The wildfire declaration should help the U.S. Forest Service and local fire agencies tap into additional resources — like equipment and extra hands — as they dig containment lines around the fire’s perimeter.
The high-desert area is mostly grassland and ponderosa pine.
While smoke may be visible from Bend, the fire didn’t appear to have a major impact on air quality as of Friday morning. Federal monitors ranked the city’s air as “good” as of 9 a.m., with air pollutants measuring at 18 out of a scale of 500.
That morning, the smoked appeared to be petering out, based on camera footage from the Oregon Hazards Lab’s wildfire camera networks.

The Pine Mountain Fire as of Friday around 9:40 a.m. 14 miles southeast of Bend, Ore.

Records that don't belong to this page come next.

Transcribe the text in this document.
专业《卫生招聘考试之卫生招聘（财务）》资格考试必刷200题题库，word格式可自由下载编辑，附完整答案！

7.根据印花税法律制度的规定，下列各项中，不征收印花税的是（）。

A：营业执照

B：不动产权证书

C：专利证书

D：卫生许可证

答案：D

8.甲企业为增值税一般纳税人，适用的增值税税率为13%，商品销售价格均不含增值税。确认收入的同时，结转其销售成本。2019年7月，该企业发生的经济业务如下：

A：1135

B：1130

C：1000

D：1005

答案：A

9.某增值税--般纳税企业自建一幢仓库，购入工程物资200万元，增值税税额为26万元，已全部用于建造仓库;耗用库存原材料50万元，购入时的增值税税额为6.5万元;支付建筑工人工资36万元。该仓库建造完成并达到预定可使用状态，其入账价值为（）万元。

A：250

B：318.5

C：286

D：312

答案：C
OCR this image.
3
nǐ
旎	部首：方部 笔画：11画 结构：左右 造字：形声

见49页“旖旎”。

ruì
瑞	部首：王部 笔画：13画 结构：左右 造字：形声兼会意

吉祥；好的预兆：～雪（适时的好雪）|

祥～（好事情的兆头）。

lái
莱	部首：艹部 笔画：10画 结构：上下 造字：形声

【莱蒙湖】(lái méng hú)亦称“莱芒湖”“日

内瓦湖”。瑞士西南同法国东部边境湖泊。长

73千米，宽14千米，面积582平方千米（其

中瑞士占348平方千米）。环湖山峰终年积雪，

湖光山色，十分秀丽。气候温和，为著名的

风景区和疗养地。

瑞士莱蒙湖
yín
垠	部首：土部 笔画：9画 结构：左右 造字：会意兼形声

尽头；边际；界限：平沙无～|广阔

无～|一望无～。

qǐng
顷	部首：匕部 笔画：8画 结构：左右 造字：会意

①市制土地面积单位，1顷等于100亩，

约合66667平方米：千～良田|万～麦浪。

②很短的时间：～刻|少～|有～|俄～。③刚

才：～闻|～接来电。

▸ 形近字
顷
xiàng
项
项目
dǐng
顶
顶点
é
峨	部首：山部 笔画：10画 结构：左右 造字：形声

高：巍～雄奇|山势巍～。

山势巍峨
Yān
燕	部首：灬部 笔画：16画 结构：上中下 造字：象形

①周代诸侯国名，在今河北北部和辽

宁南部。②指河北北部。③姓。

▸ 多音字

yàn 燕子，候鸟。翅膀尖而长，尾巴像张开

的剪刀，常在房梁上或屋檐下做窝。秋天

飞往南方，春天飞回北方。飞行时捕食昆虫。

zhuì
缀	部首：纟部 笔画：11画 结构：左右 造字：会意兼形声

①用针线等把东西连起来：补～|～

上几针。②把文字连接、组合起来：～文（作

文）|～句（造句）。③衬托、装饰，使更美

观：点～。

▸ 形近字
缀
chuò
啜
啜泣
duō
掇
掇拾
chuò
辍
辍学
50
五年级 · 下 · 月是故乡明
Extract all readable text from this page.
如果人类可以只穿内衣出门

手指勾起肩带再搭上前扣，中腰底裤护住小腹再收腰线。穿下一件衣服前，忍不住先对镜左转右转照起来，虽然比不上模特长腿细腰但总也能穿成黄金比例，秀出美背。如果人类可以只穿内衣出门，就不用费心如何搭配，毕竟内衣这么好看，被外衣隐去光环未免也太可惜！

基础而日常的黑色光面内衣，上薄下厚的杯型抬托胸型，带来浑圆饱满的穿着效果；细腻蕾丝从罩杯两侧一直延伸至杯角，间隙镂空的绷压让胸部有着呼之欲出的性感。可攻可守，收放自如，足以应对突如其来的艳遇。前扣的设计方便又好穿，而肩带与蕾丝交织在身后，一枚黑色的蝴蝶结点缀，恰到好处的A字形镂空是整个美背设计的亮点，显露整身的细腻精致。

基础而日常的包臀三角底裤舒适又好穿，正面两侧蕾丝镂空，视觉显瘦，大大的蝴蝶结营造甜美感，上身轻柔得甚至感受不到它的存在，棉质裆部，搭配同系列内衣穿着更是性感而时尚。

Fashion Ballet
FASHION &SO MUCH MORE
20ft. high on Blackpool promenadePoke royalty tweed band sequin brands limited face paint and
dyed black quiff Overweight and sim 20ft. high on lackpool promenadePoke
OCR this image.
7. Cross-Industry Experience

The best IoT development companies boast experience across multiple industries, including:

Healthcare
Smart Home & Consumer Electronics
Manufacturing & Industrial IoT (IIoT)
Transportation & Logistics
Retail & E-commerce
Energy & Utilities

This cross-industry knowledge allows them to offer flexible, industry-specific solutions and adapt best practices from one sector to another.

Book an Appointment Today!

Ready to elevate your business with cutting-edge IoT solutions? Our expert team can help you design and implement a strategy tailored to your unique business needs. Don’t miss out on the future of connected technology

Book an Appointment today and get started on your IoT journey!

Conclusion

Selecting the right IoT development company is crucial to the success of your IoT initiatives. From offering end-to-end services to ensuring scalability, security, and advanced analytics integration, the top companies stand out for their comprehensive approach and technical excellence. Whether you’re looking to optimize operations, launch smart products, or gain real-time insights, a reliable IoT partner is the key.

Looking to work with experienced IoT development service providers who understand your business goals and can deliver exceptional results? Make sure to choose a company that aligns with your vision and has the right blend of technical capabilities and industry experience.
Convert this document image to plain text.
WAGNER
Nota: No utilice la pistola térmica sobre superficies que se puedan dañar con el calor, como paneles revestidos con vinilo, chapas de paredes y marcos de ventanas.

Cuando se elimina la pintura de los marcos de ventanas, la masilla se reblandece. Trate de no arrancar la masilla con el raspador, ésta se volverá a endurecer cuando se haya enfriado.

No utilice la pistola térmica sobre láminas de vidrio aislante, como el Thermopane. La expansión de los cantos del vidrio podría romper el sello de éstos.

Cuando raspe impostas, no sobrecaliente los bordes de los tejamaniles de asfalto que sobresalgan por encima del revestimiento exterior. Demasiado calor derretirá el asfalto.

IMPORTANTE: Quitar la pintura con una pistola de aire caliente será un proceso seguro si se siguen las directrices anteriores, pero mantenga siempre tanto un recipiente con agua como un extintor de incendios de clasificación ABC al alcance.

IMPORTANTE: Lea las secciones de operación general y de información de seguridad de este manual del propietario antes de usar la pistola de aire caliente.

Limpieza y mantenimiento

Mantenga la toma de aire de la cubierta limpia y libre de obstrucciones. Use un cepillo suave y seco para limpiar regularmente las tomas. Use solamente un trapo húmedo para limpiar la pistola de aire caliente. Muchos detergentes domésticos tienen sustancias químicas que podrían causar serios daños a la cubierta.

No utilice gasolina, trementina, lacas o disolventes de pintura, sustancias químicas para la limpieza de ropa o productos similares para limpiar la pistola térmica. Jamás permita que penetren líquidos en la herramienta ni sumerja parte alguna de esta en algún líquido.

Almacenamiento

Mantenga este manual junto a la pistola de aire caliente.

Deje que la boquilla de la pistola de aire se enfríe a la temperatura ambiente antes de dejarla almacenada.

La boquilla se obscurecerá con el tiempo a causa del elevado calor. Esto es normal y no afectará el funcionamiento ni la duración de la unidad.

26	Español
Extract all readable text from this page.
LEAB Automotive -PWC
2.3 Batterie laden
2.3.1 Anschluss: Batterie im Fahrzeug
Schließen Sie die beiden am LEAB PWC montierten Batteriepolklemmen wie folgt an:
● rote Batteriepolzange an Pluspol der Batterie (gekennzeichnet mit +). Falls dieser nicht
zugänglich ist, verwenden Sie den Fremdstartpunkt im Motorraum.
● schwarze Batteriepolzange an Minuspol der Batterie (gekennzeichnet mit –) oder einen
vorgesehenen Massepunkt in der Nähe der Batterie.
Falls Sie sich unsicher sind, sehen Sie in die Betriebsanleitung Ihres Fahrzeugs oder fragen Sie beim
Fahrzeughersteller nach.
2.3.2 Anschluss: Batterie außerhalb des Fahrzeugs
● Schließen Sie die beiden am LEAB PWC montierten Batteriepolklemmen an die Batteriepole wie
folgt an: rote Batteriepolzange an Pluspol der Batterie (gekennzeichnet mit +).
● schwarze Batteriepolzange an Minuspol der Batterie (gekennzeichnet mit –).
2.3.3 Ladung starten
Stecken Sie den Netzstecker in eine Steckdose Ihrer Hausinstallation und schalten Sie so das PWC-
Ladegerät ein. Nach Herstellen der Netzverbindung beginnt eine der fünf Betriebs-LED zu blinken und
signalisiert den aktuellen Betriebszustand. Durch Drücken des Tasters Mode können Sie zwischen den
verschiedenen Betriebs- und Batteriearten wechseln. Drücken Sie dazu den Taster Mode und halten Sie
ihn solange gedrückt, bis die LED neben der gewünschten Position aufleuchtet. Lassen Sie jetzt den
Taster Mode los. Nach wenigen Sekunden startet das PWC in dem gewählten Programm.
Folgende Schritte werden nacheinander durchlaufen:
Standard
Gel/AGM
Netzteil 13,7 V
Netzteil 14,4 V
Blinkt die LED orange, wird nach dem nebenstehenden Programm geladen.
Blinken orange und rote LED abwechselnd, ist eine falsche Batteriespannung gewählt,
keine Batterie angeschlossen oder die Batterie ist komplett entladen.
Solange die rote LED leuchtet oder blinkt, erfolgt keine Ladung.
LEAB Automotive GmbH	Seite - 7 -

Image courtesy of the Oregon Hazards Lab Pine Mountain Camera https://alertwest.live/cam-console/11130
On Tuesday, the U.S. Forest Service announced it was planning a multi-day prescribed burn to cull flammable brush and small trees on about 2,000 acres on Pine Mountain. The burn was scheduled to last until Friday.
On Thursday morning, the Forest Service announced it was canceling the burn “due to unfavorable conditions.” The agency declared the burn had turned into a wildfire that afternoon, after multiple spot fires appeared outside of the burn’s boundaries.
“We experienced conditions that were unexpected,” said Jaimie Olle, Central Oregon Fire Management Service spokesperson.
Olle said fire officials were still investigating the fire and how weather may have played a role in its spread.
Prescribed fires are intended to cull flammable brush and trees to prevent larger fires later on. But they need the exact right kind of weather, otherwise they can spread and become a wildfire.